One of the basic criteria used for categorizing coral reef animals is the existence of a backbone, and this is what will be used for the categorization here as well, so let’s see what vertebrate and invertebrate carnivorous species make up coral reefs.
Fish – the category includes thousands of different species and shows incredible variety, but they all share a number of features that distinguish them from fish species living in habitats other than coral reefs. Reef fish species all have relatively flat bodies that allow them to maneuver among the sharp coral branches, they are all very vividly colored and all feed either by hunting for other animals or by scavenging;
Sea snakes – having evolved from terrestrial snakes, these venomous animals look very similar to the snake species found on land, but they have tails that look like paddles.
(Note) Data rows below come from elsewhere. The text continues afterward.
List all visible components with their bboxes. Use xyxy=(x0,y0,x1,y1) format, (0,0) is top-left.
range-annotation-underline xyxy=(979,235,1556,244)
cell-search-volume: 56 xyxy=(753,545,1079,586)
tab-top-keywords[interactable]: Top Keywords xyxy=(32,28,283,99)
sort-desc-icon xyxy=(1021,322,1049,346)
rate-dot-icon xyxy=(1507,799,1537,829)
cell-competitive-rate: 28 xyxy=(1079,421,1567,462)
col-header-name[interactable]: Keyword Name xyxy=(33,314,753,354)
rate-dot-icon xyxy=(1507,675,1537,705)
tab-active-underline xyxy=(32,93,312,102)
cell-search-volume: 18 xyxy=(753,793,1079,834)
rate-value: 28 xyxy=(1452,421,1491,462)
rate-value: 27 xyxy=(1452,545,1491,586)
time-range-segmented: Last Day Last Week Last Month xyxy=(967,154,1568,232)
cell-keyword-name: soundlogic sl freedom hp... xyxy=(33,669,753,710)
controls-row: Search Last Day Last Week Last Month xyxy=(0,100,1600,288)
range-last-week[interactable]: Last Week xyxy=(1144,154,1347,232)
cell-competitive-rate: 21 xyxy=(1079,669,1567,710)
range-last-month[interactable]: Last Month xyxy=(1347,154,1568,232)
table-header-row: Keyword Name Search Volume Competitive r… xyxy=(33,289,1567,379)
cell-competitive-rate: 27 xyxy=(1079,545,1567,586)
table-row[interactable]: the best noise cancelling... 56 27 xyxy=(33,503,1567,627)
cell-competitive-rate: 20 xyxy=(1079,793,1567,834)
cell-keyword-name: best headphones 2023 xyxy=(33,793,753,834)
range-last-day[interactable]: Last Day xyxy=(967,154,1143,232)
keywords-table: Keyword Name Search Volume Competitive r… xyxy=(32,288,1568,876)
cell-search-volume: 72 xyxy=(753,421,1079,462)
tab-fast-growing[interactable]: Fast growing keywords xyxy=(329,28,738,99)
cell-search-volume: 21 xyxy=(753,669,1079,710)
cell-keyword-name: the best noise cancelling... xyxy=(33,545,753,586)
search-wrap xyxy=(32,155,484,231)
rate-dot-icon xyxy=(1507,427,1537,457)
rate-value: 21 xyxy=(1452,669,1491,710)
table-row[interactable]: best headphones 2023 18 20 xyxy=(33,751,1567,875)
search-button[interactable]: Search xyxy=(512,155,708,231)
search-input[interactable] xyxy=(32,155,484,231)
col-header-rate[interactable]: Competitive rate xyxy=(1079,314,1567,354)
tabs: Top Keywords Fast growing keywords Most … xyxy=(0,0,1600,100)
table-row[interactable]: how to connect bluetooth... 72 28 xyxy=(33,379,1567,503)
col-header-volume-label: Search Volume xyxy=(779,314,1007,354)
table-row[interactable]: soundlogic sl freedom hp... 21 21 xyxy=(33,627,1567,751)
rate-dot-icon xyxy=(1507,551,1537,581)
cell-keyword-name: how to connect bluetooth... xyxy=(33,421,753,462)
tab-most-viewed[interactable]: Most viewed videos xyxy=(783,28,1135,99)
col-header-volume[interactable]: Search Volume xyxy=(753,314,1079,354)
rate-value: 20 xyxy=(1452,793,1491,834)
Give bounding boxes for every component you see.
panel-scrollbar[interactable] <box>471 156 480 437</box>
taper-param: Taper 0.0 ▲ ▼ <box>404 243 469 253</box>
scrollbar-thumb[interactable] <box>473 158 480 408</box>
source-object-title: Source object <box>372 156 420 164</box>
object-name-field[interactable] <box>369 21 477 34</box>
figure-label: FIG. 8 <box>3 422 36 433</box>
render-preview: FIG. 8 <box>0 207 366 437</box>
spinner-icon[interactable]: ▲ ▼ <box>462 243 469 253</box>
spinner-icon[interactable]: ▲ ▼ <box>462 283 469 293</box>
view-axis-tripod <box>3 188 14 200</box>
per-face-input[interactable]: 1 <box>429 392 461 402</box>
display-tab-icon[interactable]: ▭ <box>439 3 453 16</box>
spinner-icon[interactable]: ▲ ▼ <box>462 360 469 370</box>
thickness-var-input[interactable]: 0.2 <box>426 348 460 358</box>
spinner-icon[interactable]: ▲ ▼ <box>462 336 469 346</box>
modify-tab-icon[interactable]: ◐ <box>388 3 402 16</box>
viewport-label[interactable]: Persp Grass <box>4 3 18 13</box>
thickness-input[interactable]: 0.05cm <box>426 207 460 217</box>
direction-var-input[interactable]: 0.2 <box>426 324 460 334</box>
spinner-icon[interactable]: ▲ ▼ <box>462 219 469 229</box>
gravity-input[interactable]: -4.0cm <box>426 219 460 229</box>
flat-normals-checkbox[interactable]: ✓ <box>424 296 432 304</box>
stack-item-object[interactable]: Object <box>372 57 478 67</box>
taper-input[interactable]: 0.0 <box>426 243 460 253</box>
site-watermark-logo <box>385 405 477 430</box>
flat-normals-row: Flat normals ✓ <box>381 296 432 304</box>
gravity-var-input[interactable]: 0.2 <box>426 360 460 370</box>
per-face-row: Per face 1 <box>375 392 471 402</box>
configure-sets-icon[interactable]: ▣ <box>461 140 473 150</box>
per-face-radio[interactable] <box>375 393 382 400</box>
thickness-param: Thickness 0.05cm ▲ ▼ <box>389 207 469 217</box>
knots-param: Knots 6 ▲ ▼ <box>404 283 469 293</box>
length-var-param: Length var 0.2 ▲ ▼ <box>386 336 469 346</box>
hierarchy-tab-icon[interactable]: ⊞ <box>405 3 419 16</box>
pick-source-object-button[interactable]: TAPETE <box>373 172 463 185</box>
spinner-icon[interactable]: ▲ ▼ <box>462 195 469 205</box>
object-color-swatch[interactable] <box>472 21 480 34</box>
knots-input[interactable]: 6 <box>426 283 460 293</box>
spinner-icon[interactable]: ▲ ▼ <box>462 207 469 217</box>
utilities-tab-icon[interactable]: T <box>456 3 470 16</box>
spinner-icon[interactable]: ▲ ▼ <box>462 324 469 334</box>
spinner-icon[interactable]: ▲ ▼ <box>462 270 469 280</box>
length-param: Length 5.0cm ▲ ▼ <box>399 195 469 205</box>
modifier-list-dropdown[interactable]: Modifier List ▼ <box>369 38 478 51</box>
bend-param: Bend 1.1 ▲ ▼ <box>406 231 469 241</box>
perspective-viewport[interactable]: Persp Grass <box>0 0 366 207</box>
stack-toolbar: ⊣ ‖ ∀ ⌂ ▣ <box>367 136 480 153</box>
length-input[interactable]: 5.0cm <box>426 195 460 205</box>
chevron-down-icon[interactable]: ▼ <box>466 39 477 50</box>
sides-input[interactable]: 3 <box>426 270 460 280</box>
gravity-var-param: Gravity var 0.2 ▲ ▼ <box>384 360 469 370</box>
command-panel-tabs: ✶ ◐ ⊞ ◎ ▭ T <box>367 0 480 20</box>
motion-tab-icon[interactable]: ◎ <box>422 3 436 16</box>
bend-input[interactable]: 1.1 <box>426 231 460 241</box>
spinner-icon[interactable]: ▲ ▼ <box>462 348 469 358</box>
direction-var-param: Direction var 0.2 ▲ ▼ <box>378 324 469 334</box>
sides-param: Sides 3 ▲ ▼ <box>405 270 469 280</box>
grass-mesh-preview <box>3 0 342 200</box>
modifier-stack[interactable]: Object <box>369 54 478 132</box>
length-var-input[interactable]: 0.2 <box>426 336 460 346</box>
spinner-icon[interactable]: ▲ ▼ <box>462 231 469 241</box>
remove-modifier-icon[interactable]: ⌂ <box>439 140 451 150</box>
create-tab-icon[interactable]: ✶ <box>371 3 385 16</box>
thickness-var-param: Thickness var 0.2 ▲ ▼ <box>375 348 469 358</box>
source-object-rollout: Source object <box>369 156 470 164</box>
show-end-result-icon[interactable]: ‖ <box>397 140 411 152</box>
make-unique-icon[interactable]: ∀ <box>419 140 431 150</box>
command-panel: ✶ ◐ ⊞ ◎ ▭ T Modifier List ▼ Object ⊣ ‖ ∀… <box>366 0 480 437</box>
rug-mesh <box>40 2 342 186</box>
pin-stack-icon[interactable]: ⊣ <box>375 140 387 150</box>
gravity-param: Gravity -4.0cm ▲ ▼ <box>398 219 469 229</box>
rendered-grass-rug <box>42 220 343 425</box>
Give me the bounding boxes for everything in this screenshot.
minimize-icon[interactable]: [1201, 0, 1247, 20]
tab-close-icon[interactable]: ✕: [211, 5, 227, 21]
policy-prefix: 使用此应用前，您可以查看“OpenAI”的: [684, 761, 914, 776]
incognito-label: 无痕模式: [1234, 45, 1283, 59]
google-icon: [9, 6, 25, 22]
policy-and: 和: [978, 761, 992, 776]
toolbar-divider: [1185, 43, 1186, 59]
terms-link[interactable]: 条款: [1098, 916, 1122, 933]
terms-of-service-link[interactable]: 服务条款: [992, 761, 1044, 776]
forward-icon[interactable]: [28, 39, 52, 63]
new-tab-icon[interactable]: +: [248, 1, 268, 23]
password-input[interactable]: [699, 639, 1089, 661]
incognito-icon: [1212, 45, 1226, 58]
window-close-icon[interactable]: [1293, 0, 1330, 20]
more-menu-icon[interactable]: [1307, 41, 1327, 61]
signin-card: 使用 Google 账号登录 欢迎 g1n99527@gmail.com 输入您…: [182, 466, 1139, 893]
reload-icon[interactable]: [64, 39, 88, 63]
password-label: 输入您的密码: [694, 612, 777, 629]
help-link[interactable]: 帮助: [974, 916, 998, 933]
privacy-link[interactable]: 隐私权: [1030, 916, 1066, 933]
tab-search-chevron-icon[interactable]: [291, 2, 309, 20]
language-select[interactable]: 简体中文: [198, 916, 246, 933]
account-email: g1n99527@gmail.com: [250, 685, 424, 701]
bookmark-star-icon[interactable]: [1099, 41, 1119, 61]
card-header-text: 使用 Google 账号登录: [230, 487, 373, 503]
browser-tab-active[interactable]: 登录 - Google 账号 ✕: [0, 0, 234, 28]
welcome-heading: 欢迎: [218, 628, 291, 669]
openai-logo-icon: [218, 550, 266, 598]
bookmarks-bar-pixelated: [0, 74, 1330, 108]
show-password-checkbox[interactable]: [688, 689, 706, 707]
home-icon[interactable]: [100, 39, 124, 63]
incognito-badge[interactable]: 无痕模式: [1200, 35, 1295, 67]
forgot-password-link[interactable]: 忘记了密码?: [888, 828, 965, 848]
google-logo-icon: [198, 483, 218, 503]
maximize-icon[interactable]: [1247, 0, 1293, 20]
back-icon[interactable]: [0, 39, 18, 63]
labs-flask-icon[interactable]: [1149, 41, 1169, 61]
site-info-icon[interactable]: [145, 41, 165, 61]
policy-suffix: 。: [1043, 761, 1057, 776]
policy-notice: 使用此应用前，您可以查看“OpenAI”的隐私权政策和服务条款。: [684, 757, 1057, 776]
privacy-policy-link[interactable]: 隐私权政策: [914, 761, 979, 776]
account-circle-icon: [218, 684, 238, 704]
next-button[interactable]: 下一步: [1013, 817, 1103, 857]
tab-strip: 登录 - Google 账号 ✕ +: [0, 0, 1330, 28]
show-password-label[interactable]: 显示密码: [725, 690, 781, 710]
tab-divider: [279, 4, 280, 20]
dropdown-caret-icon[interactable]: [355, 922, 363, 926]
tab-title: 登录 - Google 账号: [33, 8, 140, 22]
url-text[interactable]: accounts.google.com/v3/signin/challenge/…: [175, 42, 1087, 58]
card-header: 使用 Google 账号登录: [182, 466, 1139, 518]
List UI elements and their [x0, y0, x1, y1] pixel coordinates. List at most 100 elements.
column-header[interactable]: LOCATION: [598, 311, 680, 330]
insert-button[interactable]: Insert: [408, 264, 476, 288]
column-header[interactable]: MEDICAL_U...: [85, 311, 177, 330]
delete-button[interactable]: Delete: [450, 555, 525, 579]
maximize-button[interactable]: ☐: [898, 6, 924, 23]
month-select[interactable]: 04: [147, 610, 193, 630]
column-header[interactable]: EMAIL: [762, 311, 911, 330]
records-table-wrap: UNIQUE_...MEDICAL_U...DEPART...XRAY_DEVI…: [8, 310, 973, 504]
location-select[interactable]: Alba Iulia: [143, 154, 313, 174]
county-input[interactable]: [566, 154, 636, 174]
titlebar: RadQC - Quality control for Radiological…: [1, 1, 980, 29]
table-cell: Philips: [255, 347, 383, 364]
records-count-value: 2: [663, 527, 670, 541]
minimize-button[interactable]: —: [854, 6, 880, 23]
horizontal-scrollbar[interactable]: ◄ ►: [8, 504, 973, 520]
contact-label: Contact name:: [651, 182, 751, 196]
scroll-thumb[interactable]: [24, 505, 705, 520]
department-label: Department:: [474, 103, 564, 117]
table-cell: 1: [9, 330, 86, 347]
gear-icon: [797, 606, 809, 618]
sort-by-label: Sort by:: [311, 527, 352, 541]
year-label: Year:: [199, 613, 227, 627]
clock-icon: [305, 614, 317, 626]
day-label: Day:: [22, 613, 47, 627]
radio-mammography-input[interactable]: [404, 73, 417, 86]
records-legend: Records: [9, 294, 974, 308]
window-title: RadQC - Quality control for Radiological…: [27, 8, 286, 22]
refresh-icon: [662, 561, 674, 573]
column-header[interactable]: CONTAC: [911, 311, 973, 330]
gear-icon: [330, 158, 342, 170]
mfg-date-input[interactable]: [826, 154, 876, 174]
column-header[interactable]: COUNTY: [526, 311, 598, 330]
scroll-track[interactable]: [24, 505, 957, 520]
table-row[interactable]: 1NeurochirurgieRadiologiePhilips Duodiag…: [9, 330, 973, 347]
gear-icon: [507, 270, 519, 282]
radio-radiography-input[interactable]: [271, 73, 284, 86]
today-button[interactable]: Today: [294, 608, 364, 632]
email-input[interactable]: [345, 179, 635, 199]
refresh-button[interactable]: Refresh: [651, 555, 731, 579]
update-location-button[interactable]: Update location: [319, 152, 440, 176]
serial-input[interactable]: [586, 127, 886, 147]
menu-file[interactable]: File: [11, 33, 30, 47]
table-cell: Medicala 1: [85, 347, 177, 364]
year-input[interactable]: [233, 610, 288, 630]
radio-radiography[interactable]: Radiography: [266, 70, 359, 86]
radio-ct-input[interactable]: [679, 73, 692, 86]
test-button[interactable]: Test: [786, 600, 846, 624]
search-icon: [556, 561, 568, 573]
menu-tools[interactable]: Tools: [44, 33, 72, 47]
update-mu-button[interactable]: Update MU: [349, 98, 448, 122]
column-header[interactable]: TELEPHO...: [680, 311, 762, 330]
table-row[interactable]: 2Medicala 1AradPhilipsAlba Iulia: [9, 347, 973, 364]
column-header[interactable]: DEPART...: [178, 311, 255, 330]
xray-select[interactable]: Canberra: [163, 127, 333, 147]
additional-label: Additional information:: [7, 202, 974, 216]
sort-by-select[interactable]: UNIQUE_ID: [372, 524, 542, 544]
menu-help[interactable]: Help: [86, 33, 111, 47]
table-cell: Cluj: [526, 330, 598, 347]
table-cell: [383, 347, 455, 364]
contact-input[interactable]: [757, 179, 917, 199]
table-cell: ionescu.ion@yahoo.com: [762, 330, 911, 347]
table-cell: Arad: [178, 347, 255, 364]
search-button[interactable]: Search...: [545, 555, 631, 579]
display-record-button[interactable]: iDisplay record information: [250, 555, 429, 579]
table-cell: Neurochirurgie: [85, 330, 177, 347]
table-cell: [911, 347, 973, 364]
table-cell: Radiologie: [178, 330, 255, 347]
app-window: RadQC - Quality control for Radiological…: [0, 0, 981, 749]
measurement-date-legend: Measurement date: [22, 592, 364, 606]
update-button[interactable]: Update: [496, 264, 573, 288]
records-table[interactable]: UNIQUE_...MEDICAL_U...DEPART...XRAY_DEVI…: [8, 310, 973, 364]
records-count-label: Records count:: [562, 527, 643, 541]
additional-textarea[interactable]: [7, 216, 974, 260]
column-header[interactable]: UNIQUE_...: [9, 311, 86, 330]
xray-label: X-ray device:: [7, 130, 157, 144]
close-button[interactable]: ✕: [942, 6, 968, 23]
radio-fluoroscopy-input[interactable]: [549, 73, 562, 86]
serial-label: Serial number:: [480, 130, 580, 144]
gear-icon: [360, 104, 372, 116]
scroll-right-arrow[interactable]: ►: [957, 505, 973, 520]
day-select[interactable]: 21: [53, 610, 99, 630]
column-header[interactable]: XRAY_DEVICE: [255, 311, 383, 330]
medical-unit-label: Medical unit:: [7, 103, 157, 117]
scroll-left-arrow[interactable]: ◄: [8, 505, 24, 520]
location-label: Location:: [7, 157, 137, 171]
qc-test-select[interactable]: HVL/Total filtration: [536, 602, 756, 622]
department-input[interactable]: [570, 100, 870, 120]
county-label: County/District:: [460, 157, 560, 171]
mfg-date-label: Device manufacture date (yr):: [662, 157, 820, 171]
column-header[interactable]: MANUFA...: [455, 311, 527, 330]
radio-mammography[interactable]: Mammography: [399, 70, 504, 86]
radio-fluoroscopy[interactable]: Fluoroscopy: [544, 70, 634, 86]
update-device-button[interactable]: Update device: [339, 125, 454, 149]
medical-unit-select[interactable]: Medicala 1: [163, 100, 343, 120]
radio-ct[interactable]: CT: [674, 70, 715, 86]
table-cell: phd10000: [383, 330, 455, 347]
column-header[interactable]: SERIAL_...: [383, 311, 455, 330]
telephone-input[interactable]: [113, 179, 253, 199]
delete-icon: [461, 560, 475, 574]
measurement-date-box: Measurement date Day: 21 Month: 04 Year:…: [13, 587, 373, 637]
They feed on small fish.
There are two groups of large vertebrates that are regular guests, sometimes even permanent lodgers in reef areas:
Turtles – three out of the seven sea turtle species, the green sea turtle, the hawksbill turtle and the flatback turtle, are known to live on or around coral reefs
Manatees and dugongs – these large animals are predominantly herbivorous, obtaining most of their food digging up the seabed to find roots, but they are also known to feed on small fish.
Invertebrates make up the most diverse group of coral reef animals. The major subcategories include:
sponges that attach themselves to the substrate or the surface of larger coral formations and feed on the meat particles carried by the water around them;
echinoderms, such as sea stars, which are known as ferocious predators;
mollusks, such as clams, scallops, squids and mussels, some of which are herbivores, but most of which prey on smaller invertebrates;
crustaceans (shrimps, lobsters and crabs), which include scavenger species and omnivores as well
the group of polychaetes, small worm species that include herbivores, filter feeders, predators and scavengers alike.
Coral reefs are the richest and most diverse biomes on Earth. Though they take up less than 1% of the entire area covered by oceans, reefs are home to more than a quarter of all marine species. The biome is characterized not only by diversity, but also by flexibility – the vast majority of all these species prefer protein rich diets, making them predominantly carnivorous, but occasionally eating plant particles, too, while the few predominantly herbivorous species engage in predator behavior every now and then.